4.4.06

THICKENING THE AIR I AM BREATHING

When my Mom died, her spirit vacated her damaged body, and she ASCENDED. She had earned her wings. Her passing also took me out of my small world - my old frame of reference -and far beyond the limitations of a world in which death is perceived as the end of a finite sentence.

But I didn't leave gently. I didn't fly. I was forcefully driven to vacate my old sense of being, whose inside walls were no longer recognizeable, and were in fact eroding faster than I could run.

Where I have been shuttled to at the speed of LOVE since her disappearance, walls do not exist. If they did, that would mean a wall of death between her and me. And separation is unacceptable. So I live with her now, in a world beyond the illusionary puzzles of physical realism.

In other words, I must live now in a place of complete contradiction. Where I should curl up and disintegrate for her absence in body, I will instead bloom beyond my human potential, and reach toward her greater presence in all things.
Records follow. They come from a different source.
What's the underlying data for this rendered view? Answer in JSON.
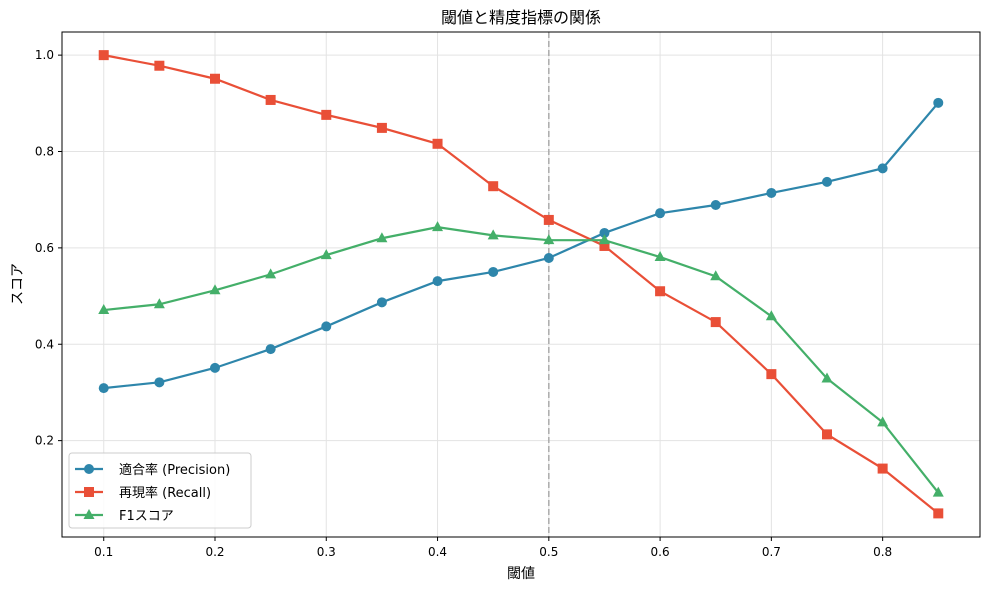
{
  "chart_data": {
    "type": "line",
    "title": "閾値と精度指標の関係",
    "xlabel": "閾値",
    "ylabel": "スコア",
    "xlim": [
      0.0625,
      0.8875
    ],
    "ylim": [
      0.0,
      1.048
    ],
    "xticks": [
      "0.1",
      "0.2",
      "0.3",
      "0.4",
      "0.5",
      "0.6",
      "0.7",
      "0.8"
    ],
    "yticks": [
      "0.2",
      "0.4",
      "0.6",
      "0.8",
      "1.0"
    ],
    "grid": true,
    "legend_position": "lower-left",
    "vline": {
      "x": 0.5,
      "style": "dashed",
      "color": "#aaaaaa"
    },
    "x": [
      0.1,
      0.15,
      0.2,
      0.25,
      0.3,
      0.35,
      0.4,
      0.45,
      0.5,
      0.55,
      0.6,
      0.65,
      0.7,
      0.75,
      0.8,
      0.85
    ],
    "series": [
      {
        "name": "適合率 (Precision)",
        "color": "#2e86ab",
        "marker": "circle",
        "values": [
          0.309,
          0.321,
          0.351,
          0.39,
          0.437,
          0.487,
          0.531,
          0.55,
          0.579,
          0.631,
          0.672,
          0.689,
          0.714,
          0.737,
          0.765,
          0.901
        ]
      },
      {
        "name": "再現率 (Recall)",
        "color": "#e94f37",
        "marker": "square",
        "values": [
          1.0,
          0.978,
          0.951,
          0.907,
          0.876,
          0.849,
          0.816,
          0.728,
          0.658,
          0.604,
          0.51,
          0.446,
          0.338,
          0.213,
          0.142,
          0.049
        ]
      },
      {
        "name": "F1スコア",
        "color": "#44af69",
        "marker": "triangle",
        "values": [
          0.471,
          0.483,
          0.512,
          0.545,
          0.585,
          0.62,
          0.643,
          0.626,
          0.616,
          0.616,
          0.581,
          0.541,
          0.458,
          0.329,
          0.238,
          0.092
        ]
      }
    ]
  }
}
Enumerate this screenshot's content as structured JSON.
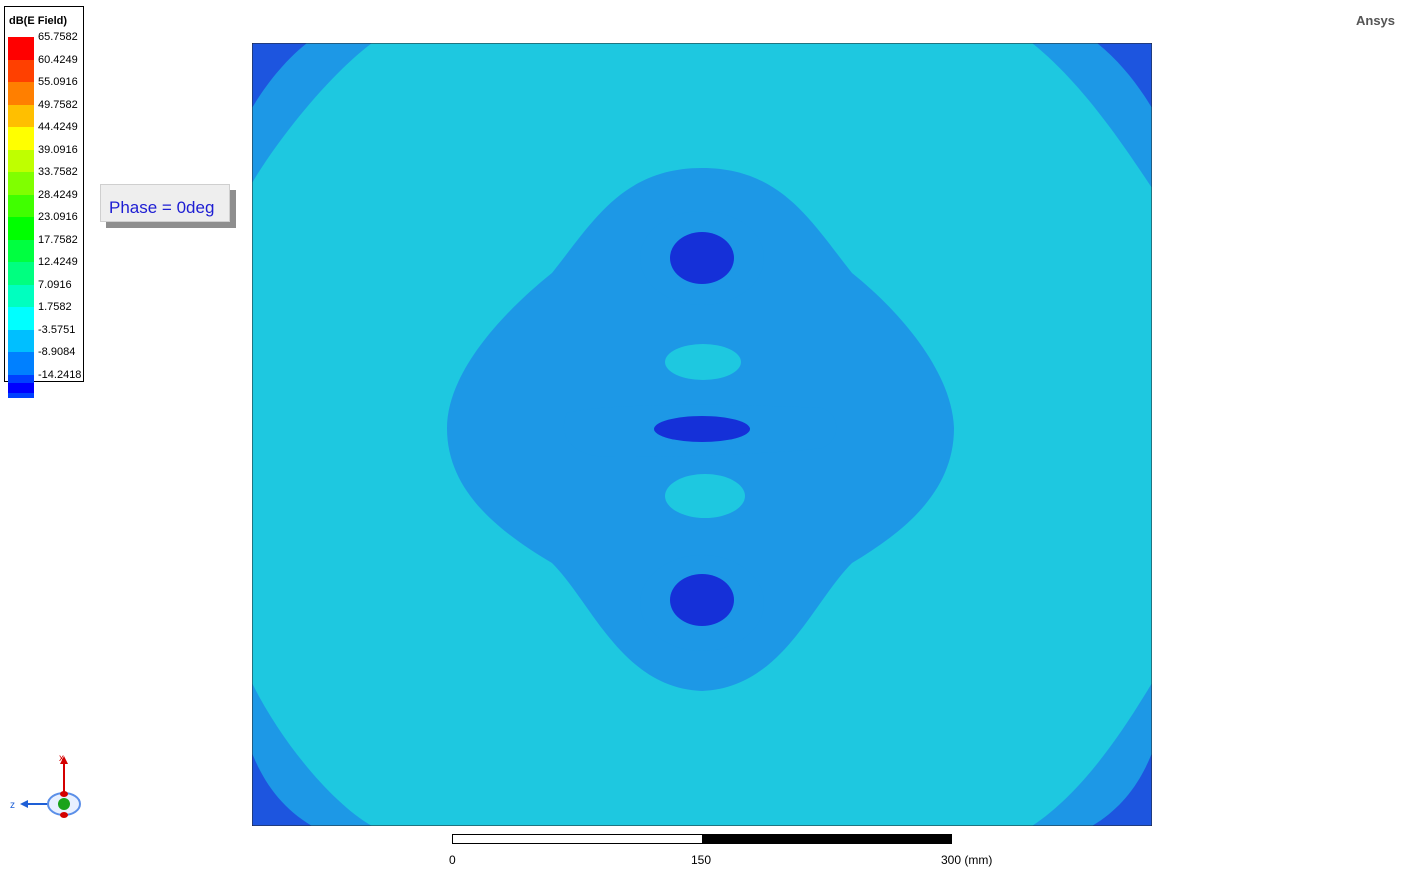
{
  "brand": "Ansys",
  "legend": {
    "title": "dB(E Field)",
    "levels": [
      {
        "value": "65.7582",
        "color": "#ff0000"
      },
      {
        "value": "60.4249",
        "color": "#ff4000"
      },
      {
        "value": "55.0916",
        "color": "#ff7f00"
      },
      {
        "value": "49.7582",
        "color": "#ffbf00"
      },
      {
        "value": "44.4249",
        "color": "#ffff00"
      },
      {
        "value": "39.0916",
        "color": "#bfff00"
      },
      {
        "value": "33.7582",
        "color": "#80ff00"
      },
      {
        "value": "28.4249",
        "color": "#40ff00"
      },
      {
        "value": "23.0916",
        "color": "#00ff00"
      },
      {
        "value": "17.7582",
        "color": "#00ff40"
      },
      {
        "value": "12.4249",
        "color": "#00ff80"
      },
      {
        "value": "7.0916",
        "color": "#00ffbf"
      },
      {
        "value": "1.7582",
        "color": "#00ffff"
      },
      {
        "value": "-3.5751",
        "color": "#00bfff"
      },
      {
        "value": "-8.9084",
        "color": "#0080ff"
      },
      {
        "value": "-14.2418",
        "color": "#0040ff"
      }
    ],
    "bottom_color": "#0000ff"
  },
  "phase_label": "Phase = 0deg",
  "plot_colors": {
    "field_light": "#1ec8e0",
    "field_mid": "#1d98e6",
    "field_dark": "#1d55df",
    "field_darkest": "#1530d8"
  },
  "scale": {
    "labels": [
      "0",
      "150",
      "300 (mm)"
    ]
  },
  "axes": {
    "x_label": "x",
    "z_label": "z"
  }
}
I must not believe that she is lost, but rather, find her in the spaces between. She is no longer matter, but is the ether that binds all strings, waves, and particles; she is not what the eyes see, but what the heart knows. She thickens the air I breathe. She is not gone, but is RIGHT HERE WITH ME through this elemental breakdown; else I should never dream of surviving it. She has not left an empty space; rather, her LOVE fills in all holes. Among the most sacred of all Mothers, she would NEVER leave her childrens' hearts unprotected.

So even underneath the rubble and ash of these walls fallen down, I have no fear. For she holds us still, only now in arms more capable than hers were here; strong enough to elude the barriers of perception that tell us we are mere mortals in a simply finite world.

1 comment:

Tina said...

I wish I could see it that way. I try, but the holes gape too deep and black.